Opinião

Decisão do ministro Marco Aurélio respalda ações dos governadores. Aqui defendemos a medida – Edison Silva

Ministro do Supremo negou pretensão de presidente da República (Foto: Fábio Rodrigues Pozzebom/Agência Brasil)

Na última terça-feira (23), neste espaço, comentando a iniciativa do presidente Jair Bolsonaro de impetrar uma Ação Direta de Inconstitucionalidade (ADI) contra atos dos governadores da Bahia, Distrito Federal e Rio Grande do Sul, visando conter o crescente número de mortes e infestação causados pela Covid-19 nos seus respectivos estados, dissemos que a petição inicial da ação, assinada pelo presidente, deveria ser considerada inepta. Na mesma terça-feira, em despacho sucinto, o ministro Marco Aurélio disse não à pretensão do chefe da Nação.

A iniciativa ímpar do presidente, dissemos em nosso último comentário neste espaço, é unicamente ameaçadora e intimidativa. Por isso ela não deve prosperar, merecendo, portanto, ser considerada inepta pela Corte Suprema brasileira. E, assim, entendendo faltar ao presidente Bolsonaro a capacidade de ele próprio assinar aquela petição inicial, por não ser advogado, disse o ministro, encerrando o sonho de Bolsonaro: “Indefiro a inicial, observado o artigo 4º, cabeça, da Lei nº 9.868/1999”.

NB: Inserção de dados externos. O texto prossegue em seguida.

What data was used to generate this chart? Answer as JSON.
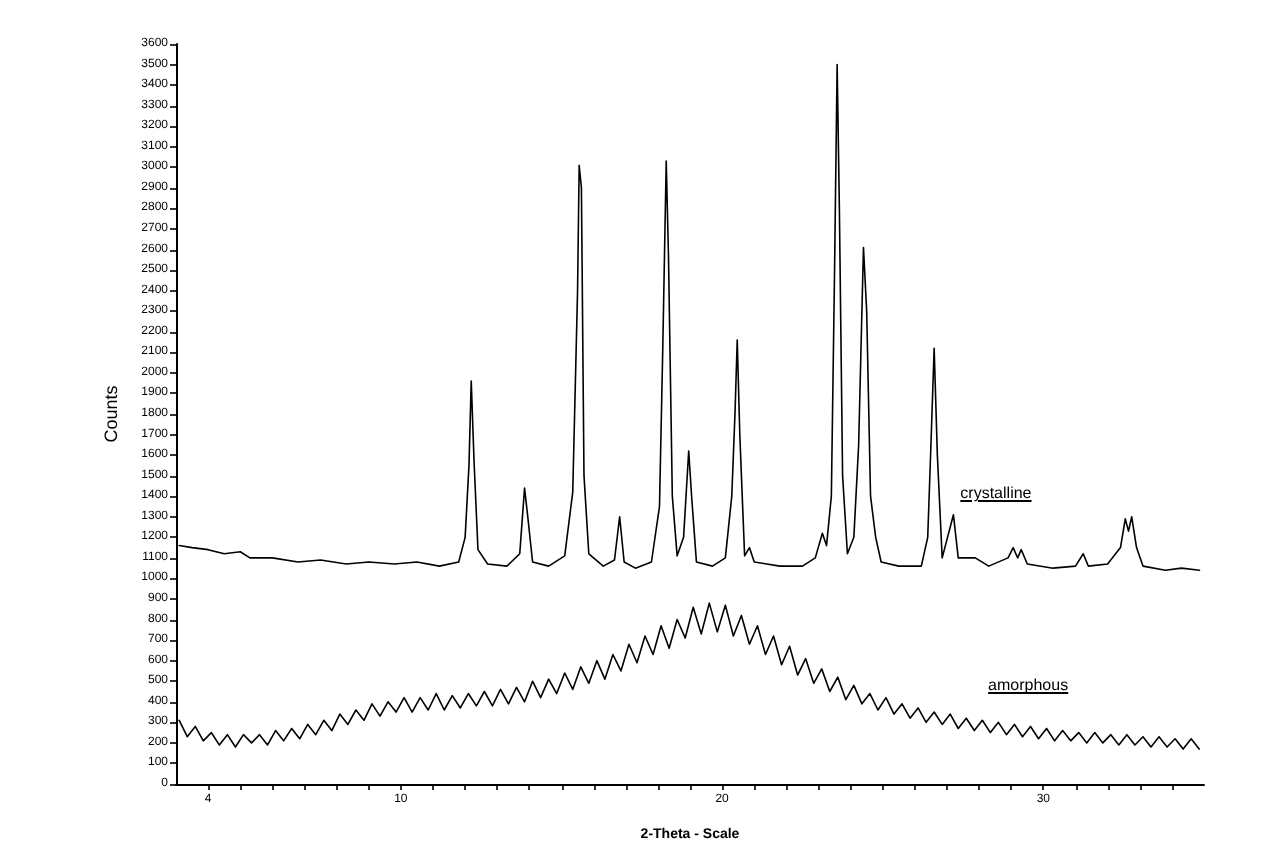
{
  "chart_data": {
    "type": "line",
    "xlabel": "2-Theta - Scale",
    "ylabel": "Counts",
    "line_style": "solid",
    "xlim": [
      3,
      35
    ],
    "xticks": [
      4,
      {
        "value": 5,
        "label": null
      },
      {
        "value": 6,
        "label": null
      },
      {
        "value": 7,
        "label": null
      },
      {
        "value": 8,
        "label": null
      },
      {
        "value": 9,
        "label": null
      },
      10,
      {
        "value": 11,
        "label": null
      },
      {
        "value": 12,
        "label": null
      },
      {
        "value": 13,
        "label": null
      },
      {
        "value": 14,
        "label": null
      },
      {
        "value": 15,
        "label": null
      },
      {
        "value": 16,
        "label": null
      },
      {
        "value": 17,
        "label": null
      },
      {
        "value": 18,
        "label": null
      },
      {
        "value": 19,
        "label": null
      },
      20,
      {
        "value": 21,
        "label": null
      },
      {
        "value": 22,
        "label": null
      },
      {
        "value": 23,
        "label": null
      },
      {
        "value": 24,
        "label": null
      },
      {
        "value": 25,
        "label": null
      },
      {
        "value": 26,
        "label": null
      },
      {
        "value": 27,
        "label": null
      },
      {
        "value": 28,
        "label": null
      },
      {
        "value": 29,
        "label": null
      },
      30,
      {
        "value": 31,
        "label": null
      },
      {
        "value": 32,
        "label": null
      },
      {
        "value": 33,
        "label": null
      },
      {
        "value": 34,
        "label": null
      }
    ],
    "ylim": [
      0,
      3600
    ],
    "yticks": [
      0,
      100,
      200,
      300,
      400,
      500,
      600,
      700,
      800,
      900,
      1000,
      1100,
      1200,
      1300,
      1400,
      1500,
      1600,
      1700,
      1800,
      1900,
      2000,
      2100,
      2200,
      2300,
      2400,
      2500,
      2600,
      2700,
      2800,
      2900,
      3000,
      3100,
      3200,
      3300,
      3400,
      3500,
      3600
    ],
    "series": [
      {
        "name": "crystalline",
        "color": "#000000",
        "x": [
          3.1,
          3.5,
          4.0,
          4.5,
          5.0,
          5.3,
          6.0,
          6.8,
          7.5,
          8.3,
          9.0,
          9.8,
          10.5,
          11.2,
          11.8,
          12.0,
          12.12,
          12.19,
          12.28,
          12.4,
          12.7,
          13.3,
          13.7,
          13.85,
          13.95,
          14.1,
          14.6,
          15.1,
          15.35,
          15.5,
          15.55,
          15.62,
          15.7,
          15.85,
          16.3,
          16.65,
          16.81,
          16.95,
          17.3,
          17.8,
          18.05,
          18.15,
          18.26,
          18.33,
          18.45,
          18.6,
          18.8,
          18.96,
          19.05,
          19.2,
          19.7,
          20.1,
          20.3,
          20.4,
          20.47,
          20.55,
          20.7,
          20.85,
          21.0,
          21.8,
          22.5,
          22.9,
          23.12,
          23.25,
          23.4,
          23.5,
          23.58,
          23.65,
          23.75,
          23.9,
          24.1,
          24.25,
          24.4,
          24.5,
          24.62,
          24.78,
          24.95,
          25.5,
          26.2,
          26.4,
          26.5,
          26.6,
          26.7,
          26.85,
          27.2,
          27.35,
          27.88,
          28.3,
          28.9,
          29.06,
          29.2,
          29.31,
          29.5,
          30.3,
          31.0,
          31.24,
          31.4,
          32.0,
          32.4,
          32.55,
          32.65,
          32.75,
          32.9,
          33.1,
          33.8,
          34.3,
          34.86
        ],
        "values": [
          1160,
          1150,
          1140,
          1120,
          1130,
          1100,
          1100,
          1080,
          1090,
          1070,
          1080,
          1070,
          1080,
          1060,
          1080,
          1200,
          1550,
          1960,
          1560,
          1140,
          1070,
          1060,
          1120,
          1440,
          1300,
          1080,
          1060,
          1110,
          1420,
          2400,
          3010,
          2900,
          1500,
          1120,
          1060,
          1090,
          1300,
          1080,
          1050,
          1080,
          1350,
          2100,
          3030,
          2570,
          1400,
          1110,
          1200,
          1620,
          1400,
          1080,
          1060,
          1100,
          1400,
          1800,
          2160,
          1700,
          1110,
          1150,
          1080,
          1060,
          1060,
          1100,
          1220,
          1160,
          1400,
          2500,
          3500,
          2800,
          1500,
          1120,
          1200,
          1650,
          2610,
          2300,
          1400,
          1200,
          1080,
          1060,
          1060,
          1200,
          1650,
          2120,
          1600,
          1100,
          1310,
          1100,
          1100,
          1060,
          1100,
          1150,
          1100,
          1140,
          1070,
          1050,
          1060,
          1120,
          1060,
          1070,
          1150,
          1290,
          1230,
          1300,
          1150,
          1060,
          1040,
          1050,
          1040
        ]
      },
      {
        "name": "amorphous",
        "color": "#000000",
        "x": [
          3.1,
          3.35,
          3.6,
          3.85,
          4.1,
          4.35,
          4.6,
          4.85,
          5.1,
          5.35,
          5.6,
          5.85,
          6.1,
          6.35,
          6.6,
          6.85,
          7.1,
          7.35,
          7.6,
          7.85,
          8.1,
          8.35,
          8.6,
          8.85,
          9.1,
          9.35,
          9.6,
          9.85,
          10.1,
          10.35,
          10.6,
          10.85,
          11.1,
          11.35,
          11.6,
          11.85,
          12.1,
          12.35,
          12.6,
          12.85,
          13.1,
          13.35,
          13.6,
          13.85,
          14.1,
          14.35,
          14.6,
          14.85,
          15.1,
          15.35,
          15.6,
          15.85,
          16.1,
          16.35,
          16.6,
          16.85,
          17.1,
          17.35,
          17.6,
          17.85,
          18.1,
          18.35,
          18.6,
          18.85,
          19.1,
          19.35,
          19.6,
          19.85,
          20.1,
          20.35,
          20.6,
          20.85,
          21.1,
          21.35,
          21.6,
          21.85,
          22.1,
          22.35,
          22.6,
          22.85,
          23.1,
          23.35,
          23.6,
          23.85,
          24.1,
          24.35,
          24.6,
          24.85,
          25.1,
          25.35,
          25.6,
          25.85,
          26.1,
          26.35,
          26.6,
          26.85,
          27.1,
          27.35,
          27.6,
          27.85,
          28.1,
          28.35,
          28.6,
          28.85,
          29.1,
          29.35,
          29.6,
          29.85,
          30.1,
          30.35,
          30.6,
          30.85,
          31.1,
          31.35,
          31.6,
          31.85,
          32.1,
          32.35,
          32.6,
          32.85,
          33.1,
          33.35,
          33.6,
          33.85,
          34.1,
          34.35,
          34.6,
          34.85
        ],
        "values": [
          310,
          230,
          280,
          210,
          250,
          190,
          240,
          180,
          240,
          200,
          240,
          190,
          260,
          210,
          270,
          220,
          290,
          240,
          310,
          260,
          340,
          290,
          360,
          310,
          390,
          330,
          400,
          350,
          420,
          350,
          420,
          360,
          440,
          360,
          430,
          370,
          440,
          380,
          450,
          380,
          460,
          390,
          470,
          400,
          500,
          420,
          510,
          440,
          540,
          460,
          570,
          490,
          600,
          510,
          630,
          550,
          680,
          590,
          720,
          630,
          770,
          660,
          800,
          710,
          860,
          730,
          880,
          740,
          870,
          720,
          820,
          680,
          770,
          630,
          720,
          580,
          670,
          530,
          610,
          490,
          560,
          450,
          520,
          410,
          480,
          390,
          440,
          360,
          420,
          340,
          390,
          320,
          370,
          300,
          350,
          290,
          340,
          270,
          320,
          260,
          310,
          250,
          300,
          240,
          290,
          230,
          280,
          220,
          270,
          210,
          260,
          210,
          250,
          200,
          250,
          200,
          240,
          190,
          240,
          190,
          230,
          180,
          230,
          180,
          220,
          170,
          220,
          170
        ]
      }
    ]
  }
}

O dispositivo citado por Marco Aurélio diz: “A petição inicial inepta, não fundamentada e a manifestação improcedente serão liminarmente indeferidas pelo relator”. O presidente pode agravar dessa decisão monocrática, mas são ínfimas as chances de ter sucesso no plenário do Supremo Tribunal Federal (STF). Para além da vitória dos governadores, a decisão do ministro do STF tem um fim pedagógico de significativa importância: Bolsonaro encontrou a porteira fechada. Não terá a chance, provavelmente tão sonhada, de empanturrar o STF com ações de sua lavra, mormente aquelas que envergonham qualquer advogado de impetrá-las.

Lula livre

A importante decisão do ministro Marco Aurélio, a que nos referimos, acabou sendo ofuscada por uma outra, também de grande significação, que foi a de os ministros da segunda turma do mesmo STF, declarar parcial o ex-juiz federal Sergio Moro, no julgamento do processo conhecido como o caso do tríplex, em que ele condenou o expresidente Lula a alguns anos de prisão. Esta decisão, pelo apelo político que ela encerrava, obteve ampla recursão no ambiente político e do próprio Judiciário.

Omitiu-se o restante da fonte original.